The following usable rules [17] were oriented:

match_1(a_4, l_3, Cons(x, l')) → match_2(x, l', a_4, l_3, part(a_4, l'))
match_2(x, l', a_4, l_3, Pair(l1, l2)) → match_3(l1, l2, x, l', a_4, l_3, test(a_4, x))
match_3(l1, l2, x, l', a_4, l_3, False) → Pair(Cons(x, l1), l2)
match_3(l1, l2, x, l', a_4, l_3, True) → Pair(l1, Cons(x, l2))
part(a_4, l_3) → match_1(a_4, l_3, l_3)
match_1(a_4, l_3, Nil) → Pair(Nil, Nil)

↳ QTRS

  ↳ DependencyPairsProof

    ↳ QDP

      ↳ DependencyGraphProof

        ↳ AND

          ↳ QDP

          ↳ QDP

          ↳ QDP

            ↳ QDPOrderProof

              ↳ QDP

                ↳ DependencyGraphProof

Q DP problem:
The TRS P consists of the following rules:

QUICK(l_5) → MATCH_4(l_5, l_5)
MATCH_5(a, l', l_5, Pair(l1, l2)) → QUICK(l1)
MATCH_5(a, l', l_5, Pair(l1, l2)) → QUICK(l2)
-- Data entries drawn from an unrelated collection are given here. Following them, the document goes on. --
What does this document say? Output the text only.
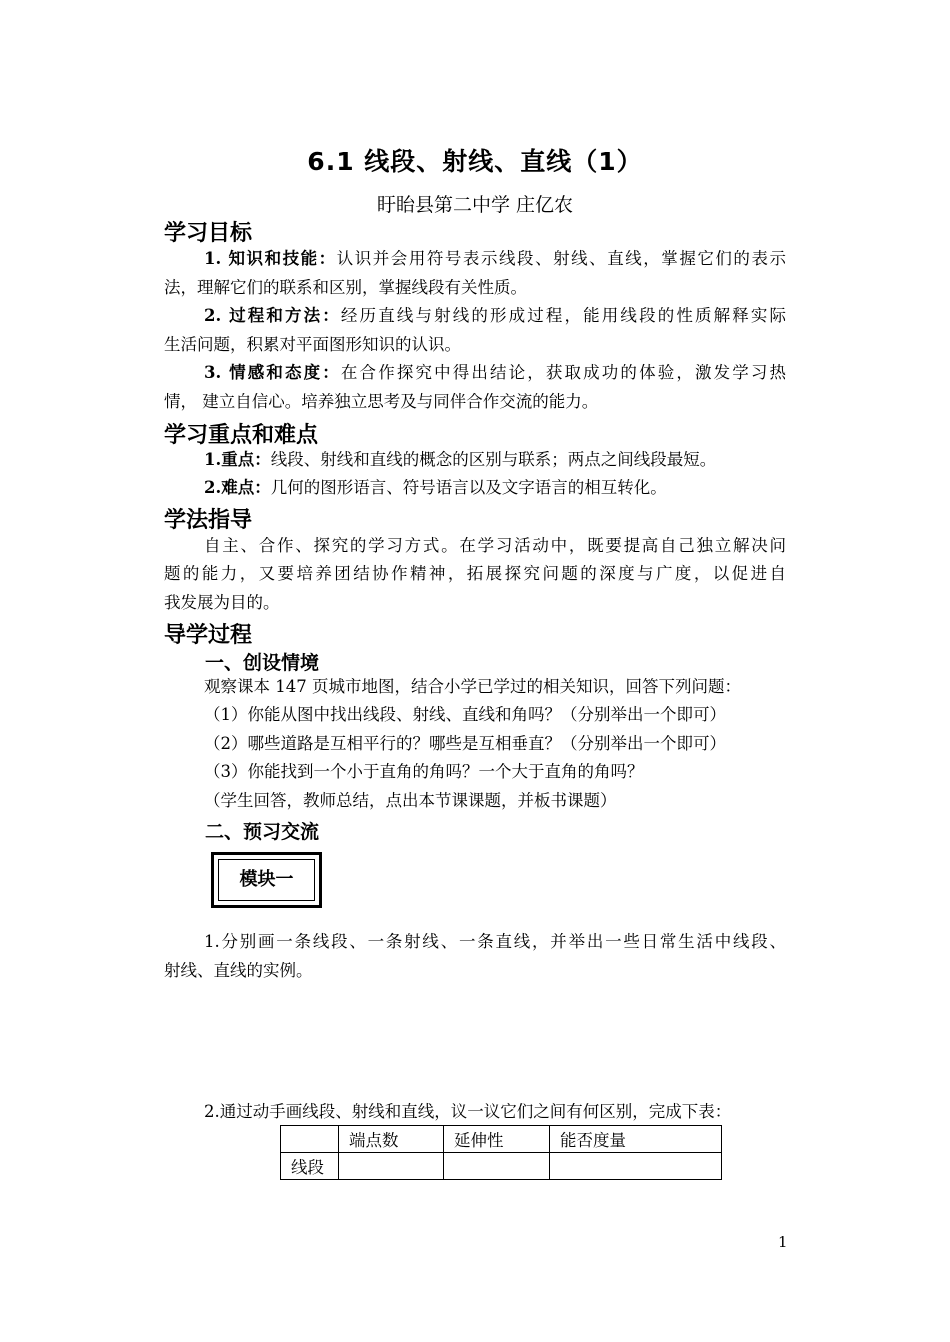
6.1 线段、射线、直线（1）
盱眙县第二中学 庄亿农
学习目标
1. 知识和技能：认识并会用符号表示线段、射线、直线，掌握它们的表示
法，理解它们的联系和区别，掌握线段有关性质。
2. 过程和方法：经历直线与射线的形成过程，能用线段的性质解释实际
生活问题，积累对平面图形知识的认识。
3. 情感和态度：在合作探究中得出结论，获取成功的体验，激发学习热
情， 建立自信心。培养独立思考及与同伴合作交流的能力。
学习重点和难点
1.重点：线段、射线和直线的概念的区别与联系；两点之间线段最短。
2.难点：几何的图形语言、符号语言以及文字语言的相互转化。
学法指导
自主、合作、探究的学习方式。在学习活动中，既要提高自己独立解决问
题的能力，又要培养团结协作精神，拓展探究问题的深度与广度，以促进自
我发展为目的。
导学过程
一、创设情境
观察课本 147 页城市地图，结合小学已学过的相关知识，回答下列问题：
（1）你能从图中找出线段、射线、直线和角吗？（分别举出一个即可）
（2）哪些道路是互相平行的？哪些是互相垂直？（分别举出一个即可）
（3）你能找到一个小于直角的角吗？一个大于直角的角吗？
（学生回答，教师总结，点出本节课课题，并板书课题）
二、预习交流
模块一
1.分别画一条线段、一条射线、一条直线，并举出一些日常生活中线段、
射线、直线的实例。
2.通过动手画线段、射线和直线，议一议它们之间有何区别，完成下表：
	端点数	延伸性	能否度量
线段			
1
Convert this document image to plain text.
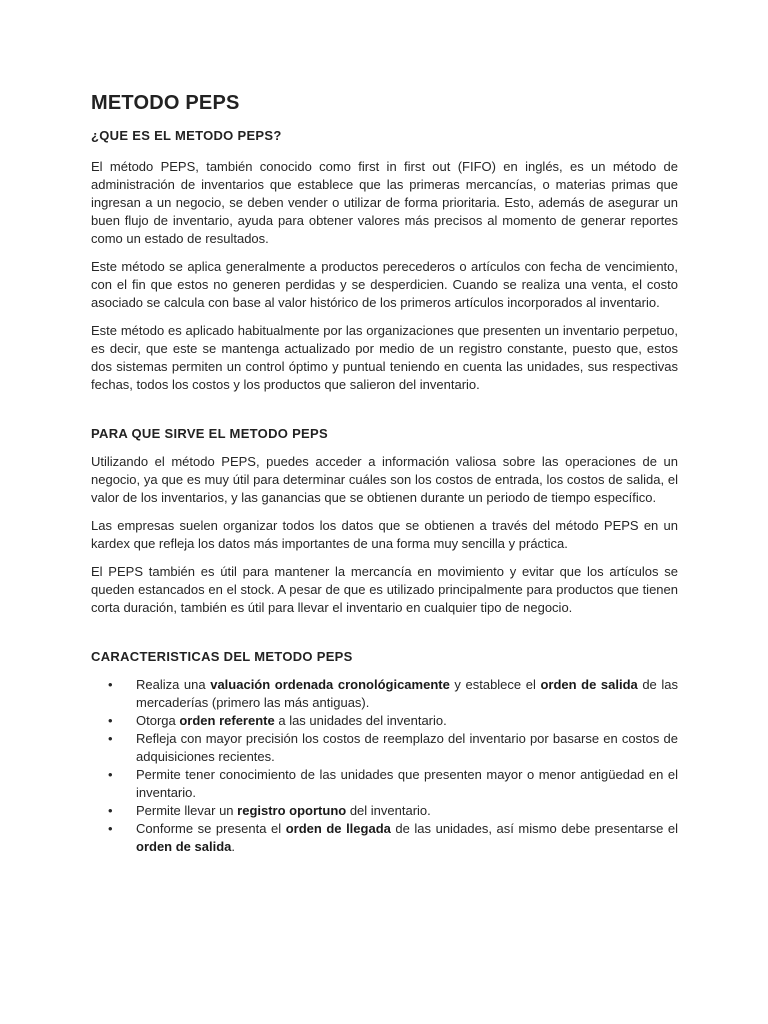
METODO PEPS
¿QUE ES EL METODO PEPS?

El método PEPS, también conocido como first in first out (FIFO) en inglés, es un método de administración de inventarios que establece que las primeras mercancías, o materias primas que ingresan a un negocio, se deben vender o utilizar de forma prioritaria. Esto, además de asegurar un buen flujo de inventario, ayuda para obtener valores más precisos al momento de generar reportes como un estado de resultados.

Este método se aplica generalmente a productos perecederos o artículos con fecha de vencimiento, con el fin que estos no generen perdidas y se desperdicien. Cuando se realiza una venta, el costo asociado se calcula con base al valor histórico de los primeros artículos incorporados al inventario.

Este método es aplicado habitualmente por las organizaciones que presenten un inventario perpetuo, es decir, que este se mantenga actualizado por medio de un registro constante, puesto que, estos dos sistemas permiten un control óptimo y puntual teniendo en cuenta las unidades, sus respectivas fechas, todos los costos y los productos que salieron del inventario.

PARA QUE SIRVE EL METODO PEPS

Utilizando el método PEPS, puedes acceder a información valiosa sobre las operaciones de un negocio, ya que es muy útil para determinar cuáles son los costos de entrada, los costos de salida, el valor de los inventarios, y las ganancias que se obtienen durante un periodo de tiempo específico.

Las empresas suelen organizar todos los datos que se obtienen a través del método PEPS en un kardex que refleja los datos más importantes de una forma muy sencilla y práctica.

El PEPS también es útil para mantener la mercancía en movimiento y evitar que los artículos se queden estancados en el stock. A pesar de que es utilizado principalmente para productos que tienen corta duración, también es útil para llevar el inventario en cualquier tipo de negocio.

CARACTERISTICAS DEL METODO PEPS
•	Realiza una valuación ordenada cronológicamente y establece el orden de salida de las mercaderías (primero las más antiguas).
•	Otorga orden referente a las unidades del inventario.
•	Refleja con mayor precisión los costos de reemplazo del inventario por basarse en costos de adquisiciones recientes.
•	Permite tener conocimiento de las unidades que presenten mayor o menor antigüedad en el inventario.
•	Permite llevar un registro oportuno del inventario.
•	Conforme se presenta el orden de llegada de las unidades, así mismo debe presentarse el orden de salida.
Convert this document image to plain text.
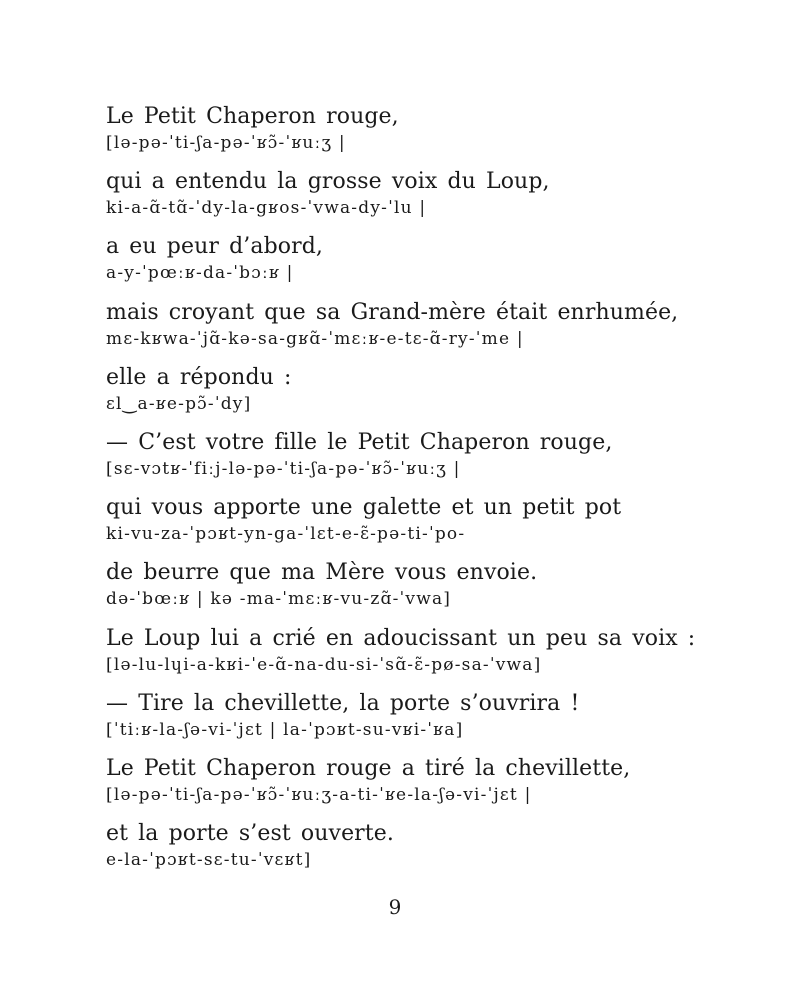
Le Petit Chaperon rouge,
[lə-pə-ˈti-ʃa-pə-ˈʁɔ̃-ˈʁuːʒ |
qui a entendu la grosse voix du Loup,
ki-a-ɑ̃-tɑ̃-ˈdy-la-gʁos-ˈvwa-dy-ˈlu |
a eu peur d’abord,
a-y-ˈpœːʁ-da-ˈbɔːʁ |
mais croyant que sa Grand-mère était enrhumée,
mɛ-kʁwa-ˈjɑ̃-kə-sa-gʁɑ̃-ˈmɛːʁ-e-tɛ-ɑ̃-ry-ˈme |
elle a répondu :
ɛl‿a-ʁe-pɔ̃-ˈdy]
— C’est votre fille le Petit Chaperon rouge,
[sɛ-vɔtʁ-ˈfiːj-lə-pə-ˈti-ʃa-pə-ˈʁɔ̃-ˈʁuːʒ |
qui vous apporte une galette et un petit pot
ki-vu-za-ˈpɔʁt-yn-ga-ˈlɛt-e-ɛ̃-pə-ti-ˈpo-
de beurre que ma Mère vous envoie.
də-ˈbœːʁ | kə -ma-ˈmɛːʁ-vu-zɑ̃-ˈvwa]
Le Loup lui a crié en adoucissant un peu sa voix :
[lə-lu-lɥi-a-kʁi-ˈe-ɑ̃-na-du-si-ˈsɑ̃-ɛ̃-pø-sa-ˈvwa]
— Tire la chevillette, la porte s’ouvrira !
[ˈtiːʁ-la-ʃə-vi-ˈjɛt | la-ˈpɔʁt-su-vʁi-ˈʁa]
Le Petit Chaperon rouge a tiré la chevillette,
[lə-pə-ˈti-ʃa-pə-ˈʁɔ̃-ˈʁuːʒ-a-ti-ˈʁe-la-ʃə-vi-ˈjɛt |
et la porte s’est ouverte.
e-la-ˈpɔʁt-sɛ-tu-ˈvɛʁt]
9
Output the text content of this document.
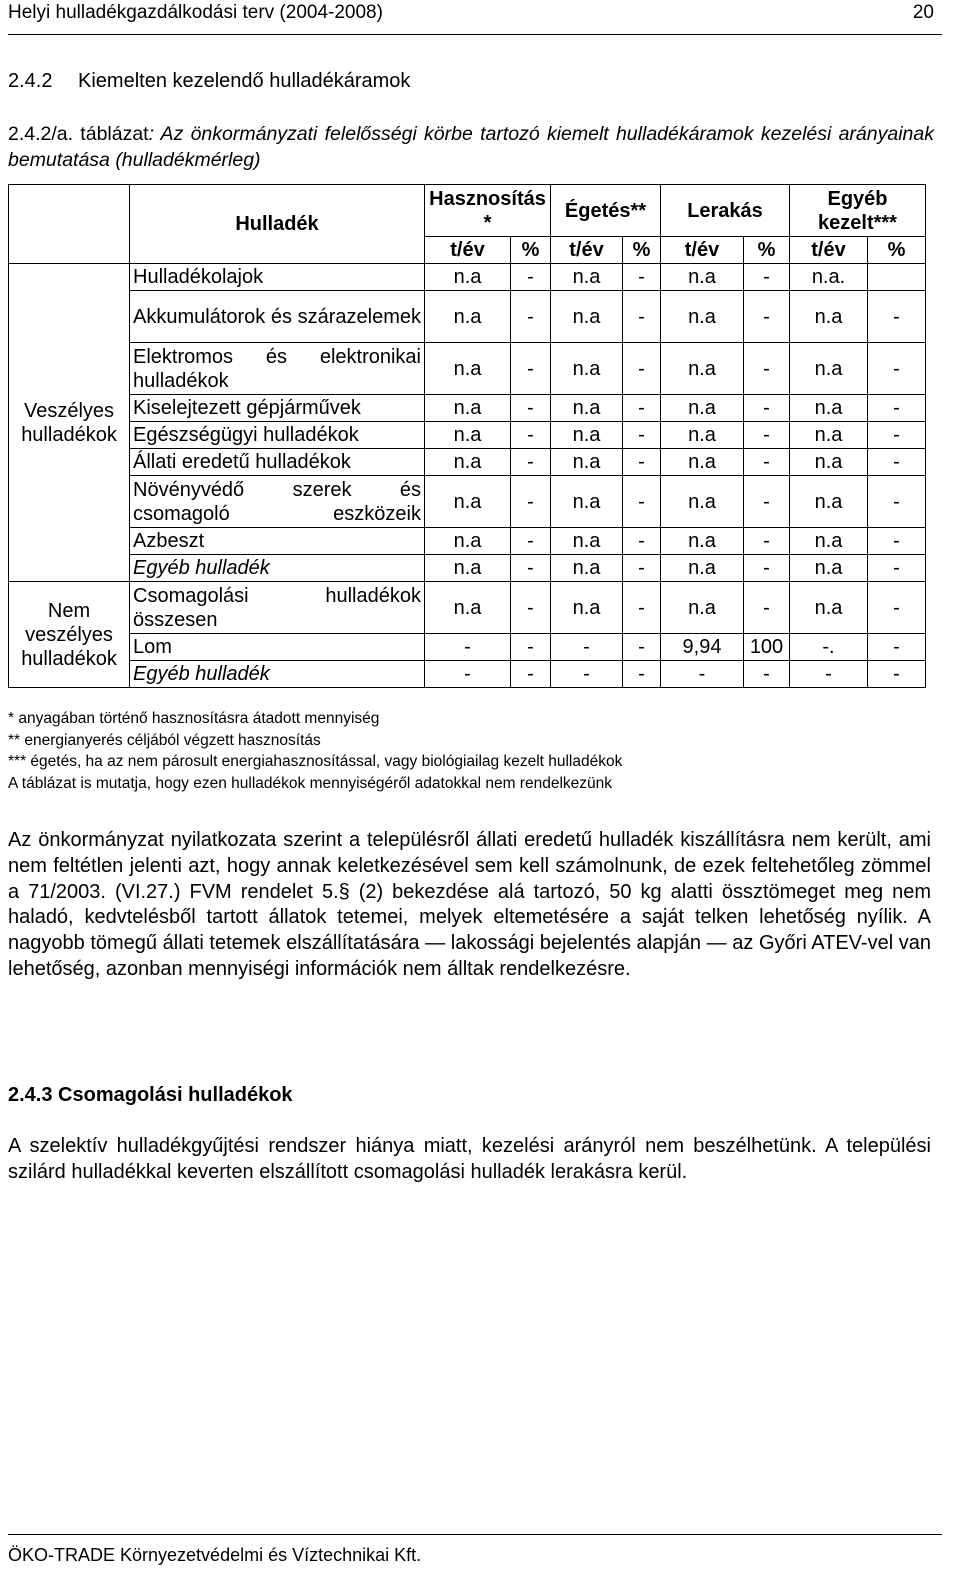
Helyi hulladékgazdálkodási terv (2004-2008)	20
2.4.2 Kiemelten kezelendő hulladékáramok
2.4.2/a. táblázat: Az önkormányzati felelősségi körbe tartozó kiemelt hulladékáramok kezelési arányainak bemutatása (hulladékmérleg)
	Hulladék	Hasznosítás *		Égetés**		Lerakás		Egyéb kezelt***	
		t/év	%	t/év	%	t/év	%	t/év	%
Veszélyes hulladékok	Hulladékolajok	n.a	-	n.a	-	n.a	-	n.a.	
	Akkumulátorok és szárazelemek	n.a	-	n.a	-	n.a	-	n.a	-
	Elektromos és elektronikai hulladékok	n.a	-	n.a	-	n.a	-	n.a	-
	Kiselejtezett gépjárművek	n.a	-	n.a	-	n.a	-	n.a	-
	Egészségügyi hulladékok	n.a	-	n.a	-	n.a	-	n.a	-
	Állati eredetű hulladékok	n.a	-	n.a	-	n.a	-	n.a	-
	Növényvédő szerek és csomagoló eszközeik	n.a	-	n.a	-	n.a	-	n.a	-
	Azbeszt	n.a	-	n.a	-	n.a	-	n.a	-
	Egyéb hulladék	n.a	-	n.a	-	n.a	-	n.a	-
Nem veszélyes hulladékok	Csomagolási hulladékok összesen	n.a	-	n.a	-	n.a	-	n.a	-
	Lom	-	-	-	-	9,94	100	-.	-
	Egyéb hulladék	-	-	-	-	-	-	-	-
* anyagában történő hasznosításra átadott mennyiség
** energianyerés céljából végzett hasznosítás
*** égetés, ha az nem párosult energiahasznosítással, vagy biológiailag kezelt hulladékok
A táblázat is mutatja, hogy ezen hulladékok mennyiségéről adatokkal nem rendelkezünk
Az önkormányzat nyilatkozata szerint a településről állati eredetű hulladék kiszállításra nem került, ami nem feltétlen jelenti azt, hogy annak keletkezésével sem kell számolnunk, de ezek feltehetőleg zömmel a 71/2003. (VI.27.) FVM rendelet 5.§ (2) bekezdése alá tartozó, 50 kg alatti össztömeget meg nem haladó, kedvtelésből tartott állatok tetemei, melyek eltemetésére a saját telken lehetőség nyílik. A nagyobb tömegű állati tetemek elszállítatására — lakossági bejelentés alapján — az Győri ATEV-vel van lehetőség, azonban mennyiségi információk nem álltak rendelkezésre.
2.4.3 Csomagolási hulladékok
A szelektív hulladékgyűjtési rendszer hiánya miatt, kezelési arányról nem beszélhetünk. A települési szilárd hulladékkal keverten elszállított csomagolási hulladék lerakásra kerül.
ÖKO-TRADE Környezetvédelmi és Víztechnikai Kft.
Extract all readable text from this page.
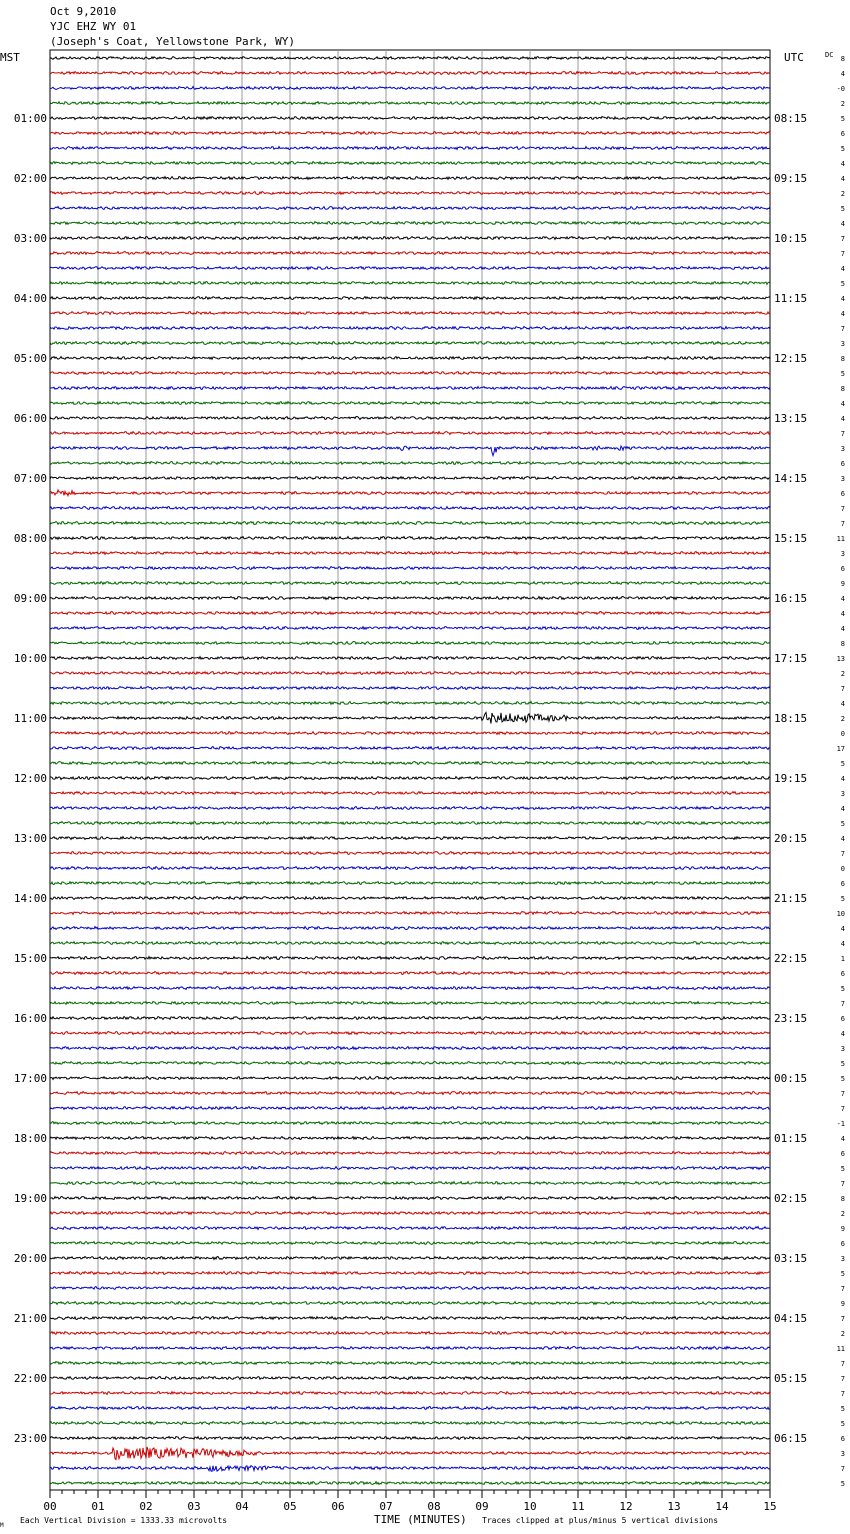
Oct 9,2010
YJC EHZ WY 01
(Joseph's Coat, Yellowstone Park, WY)
00	01	02	03	04	05	06	07	08	09	10	11	12	13	14	15
01:00
02:00
03:00
04:00
05:00
06:00
07:00
08:00
09:00
10:00
11:00
12:00
13:00
14:00
15:00
16:00
17:00
18:00
19:00
20:00
21:00
22:00
23:00
08:15
09:15
10:15
11:15
12:15
13:15
14:15
15:15
16:15
17:15
18:15
19:15
20:15
21:15
22:15
23:15
00:15
01:15
02:15
03:15
04:15
05:15
06:15
8
4
-0
2
5
6
5
4
4
2
5
4
7
7
4
5
4
4
7
3
8
5
8
4
4
7
3
6
3
6
7
7
11
3
6
9
4
4
4
8
13
2
7
4
2
0
17
5
4
3
4
5
4
7
0
6
5
10
4
4
1
6
5
7
6
4
3
5
5
7
7
-1
4
6
5
7
8
2
9
6
3
5
7
9
7
2
11
7
7
7
5
5
6
3
7
5
MST	UTC	DC
M
Each Vertical Division = 1333.33 microvolts	TIME (MINUTES) Traces clipped at plus/minus 5 vertical divisions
The TRS R consists of the following rules:

test(x_0, y) → True
test(x_0, y) → False
append(l1_2, l2_1) → match_0(l1_2, l2_1, l1_2)
match_0(l1_2, l2_1, Nil) → l2_1
match_0(l1_2, l2_1, Cons(x, l)) → Cons(x, append(l, l2_1))
part(a_4, l_3) → match_1(a_4, l_3, l_3)
match_1(a_4, l_3, Nil) → Pair(Nil, Nil)
match_1(a_4, l_3, Cons(x, l')) → match_2(x, l', a_4, l_3, part(a_4, l'))
match_2(x, l', a_4, l_3, Pair(l1, l2)) → match_3(l1, l2, x, l', a_4, l_3, test(a_4, x))
match_3(l1, l2, x, l', a_4, l_3, False) → Pair(Cons(x, l1), l2)
match_3(l1, l2, x, l', a_4, l_3, True) → Pair(l1, Cons(x, l2))
quick(l_5) → match_4(l_5, l_5)
match_4(l_5, Nil) → Nil
match_4(l_5, Cons(a, l')) → match_5(a, l', l_5, part(a, l'))
match_5(a, l', l_5, Pair(l1, l2)) → append(quick(l1), Cons(a, quick(l2)))

Q is empty.
We have to consider all minimal (P,Q,R)-chains.
The approximation of the Dependency Graph [15,17,22] contains 0 SCCs with 3 less nodes.